Ryan's Weekly Roundup

The return to daily routine after an inspiring journey is a challenge of focused excitement, taking the energy of the journey and channeling it to the tasks at hand. This is definitely the case since my return from he Art and Code conference at Carnegie Mellon I attended last weekend.  There’s so much I want to study and experiment with but my focus now must be our industry project and other projects that are nearing the end of their development cycle.  

As we begin our last month of the semester, our activities are focused on refinement, refinement of concepts, technologies, and tasks.  Concurrent with the pressures of the industry projects, one of our projects from last semester, Fluxus, has received significant attention from the arts community and we have reopened those files to refine that project as well. Fluxus was created in about 3 weeks, so naturally there are some bumps that need smoothing and some tweaks we want to make after seeing people use it.
 
The notion of refinement in creative practice is imperative.  The artistic mind is explosive – bursting with ideas. But the successful creative mind is both explosive and focused, both the visionary and the doer. The creative mind fluidly shifts gears from breadth thinking to depth thinking, from what to how. It is the process of refinement. As any ‘maker’ of things knows, no matter the medium, the success of a project is in the details. It’s the refinement of the details that differentiates professional work from amateur work; it’s what makes a good project a great project.

With my industry project the process of refinement has been illuminating. At the beginning of the semester we presented a very concrete, somewhat simple, concept to our client and were encouraged to pursue a more abstract route. We went far down the path of abstraction; through discussion our client reinforced the need to anchor it in a more grounded experience. We have now refined our concept to combine elements of both our previous ideas.  

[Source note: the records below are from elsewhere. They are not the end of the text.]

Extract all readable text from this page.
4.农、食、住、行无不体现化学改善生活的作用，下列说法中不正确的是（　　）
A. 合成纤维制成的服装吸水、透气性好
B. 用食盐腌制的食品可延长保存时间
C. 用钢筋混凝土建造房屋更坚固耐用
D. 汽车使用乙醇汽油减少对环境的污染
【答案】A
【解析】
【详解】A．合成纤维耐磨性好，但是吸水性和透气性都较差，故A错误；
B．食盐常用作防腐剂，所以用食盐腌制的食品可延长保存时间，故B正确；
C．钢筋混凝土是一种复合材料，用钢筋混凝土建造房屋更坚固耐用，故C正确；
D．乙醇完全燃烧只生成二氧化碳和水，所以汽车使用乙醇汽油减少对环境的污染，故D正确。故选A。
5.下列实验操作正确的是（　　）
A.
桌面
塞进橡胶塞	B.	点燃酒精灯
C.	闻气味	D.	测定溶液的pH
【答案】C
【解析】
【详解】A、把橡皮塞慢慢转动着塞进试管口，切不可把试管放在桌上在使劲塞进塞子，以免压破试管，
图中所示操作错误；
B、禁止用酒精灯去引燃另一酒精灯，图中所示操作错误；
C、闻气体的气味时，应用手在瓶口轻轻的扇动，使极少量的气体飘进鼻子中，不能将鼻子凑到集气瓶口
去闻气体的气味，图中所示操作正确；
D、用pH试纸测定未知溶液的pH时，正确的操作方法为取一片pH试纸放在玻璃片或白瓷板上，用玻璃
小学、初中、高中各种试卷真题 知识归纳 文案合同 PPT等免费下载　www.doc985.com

It has been a natural process that evolved from extreme ‘breadth thinking’. Now the challenge is switching gears to depth thinking and bringing our concept to fruition.  Perhaps I’m being a little presumptuous, as we haven’t presented our third iteration to our client yet –we may still have to go back to the drawing board. Nevertheless, I feel confident that we are getting closer. The key however, is to be simultaneously iterating on concepts while developing an adaptable technological infrastructure, while refining you are also building. The capacity to work on the infrastructure while still shaping the vision when working with a deadline is fundamental to the success of adapting to change during the development process.

Harnessing the explosive power of art and the focused energy of creation is the epitome of refinement in both practice and product.

Ryan Nadel is a first year student in the MDM program.